Since the graviton idea seems quite well accepted (I've seem people say that theoretically it is fine, it just hasn't been detected), I believe these questions have plausible answers at least.
 A: Gravitons are a result of direct application of perturbative quantization to General Relativity. Because both perturbative QFT and GR are concise and renowned physical theories which have been checked in numerous experiments, there's little doubt that gravitons show up when we do high-energy (compared to the LHC, but low-energy compared to Planck scale) experiments with gravity.
In perturbation theory, one is always interested in small perturbations of the field around the mean value given by the classical solution. GR is no exception; in the approximation of perturbative theory we model the spacetime metric as
$$ g_{\mu \nu} (x) = \eta_{\mu \nu} + h_{\mu \nu} (x) $$
for small $h$, and work in powers of $h$. Note that this breaks background independence and the geometrical interpretation of GR, but we shouldn't expect an approximation to preserve it.
We know that perturbative quantum General Relativity is nonrenormalizable. From the Wilsonian point of view, this pretty much means that there's a domain of applicability beyond which it can no longer be trusted. This domain has always been identified with the Planck scale.

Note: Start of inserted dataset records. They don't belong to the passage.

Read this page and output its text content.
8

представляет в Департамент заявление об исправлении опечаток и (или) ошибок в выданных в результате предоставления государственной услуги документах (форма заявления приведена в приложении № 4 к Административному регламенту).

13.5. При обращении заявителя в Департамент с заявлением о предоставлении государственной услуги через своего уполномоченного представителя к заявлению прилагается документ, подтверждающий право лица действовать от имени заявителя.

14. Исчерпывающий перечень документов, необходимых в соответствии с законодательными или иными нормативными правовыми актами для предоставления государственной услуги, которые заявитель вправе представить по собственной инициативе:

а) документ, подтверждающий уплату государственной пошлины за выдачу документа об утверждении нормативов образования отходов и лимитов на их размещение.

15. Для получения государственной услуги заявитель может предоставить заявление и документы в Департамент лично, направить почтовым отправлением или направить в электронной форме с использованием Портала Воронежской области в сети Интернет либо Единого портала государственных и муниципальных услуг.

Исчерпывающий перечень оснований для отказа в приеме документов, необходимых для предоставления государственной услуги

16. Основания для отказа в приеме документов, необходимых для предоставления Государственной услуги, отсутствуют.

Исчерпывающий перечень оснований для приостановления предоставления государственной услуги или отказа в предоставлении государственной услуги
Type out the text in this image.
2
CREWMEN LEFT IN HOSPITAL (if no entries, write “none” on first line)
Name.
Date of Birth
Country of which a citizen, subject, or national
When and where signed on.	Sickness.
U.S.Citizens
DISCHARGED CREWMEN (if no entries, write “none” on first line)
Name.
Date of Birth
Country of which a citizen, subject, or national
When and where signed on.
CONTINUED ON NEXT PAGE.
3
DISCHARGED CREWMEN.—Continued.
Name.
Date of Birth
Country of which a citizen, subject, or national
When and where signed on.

To summarize: perturbative quantum General Relativity is widely believed to be a valid description of the gravitational force in the low-energy regime, and it models the gravity field with particles called gravitons. Classical General Relativity is another approximation, which models the same field in a slightly different regime (strong but classical gravitational fields).
If any, gravitons play an interesting role in most of the quantum gravity models that we have today: they serve as a kind of sanity check. A sensible quantum gravity theory should give General Relativity in the classical limit and perturbative GR with gravitons in the limit of small geometry fluctuations. Both String Theory and Loop Quantum Gravity give gravitons in some limit.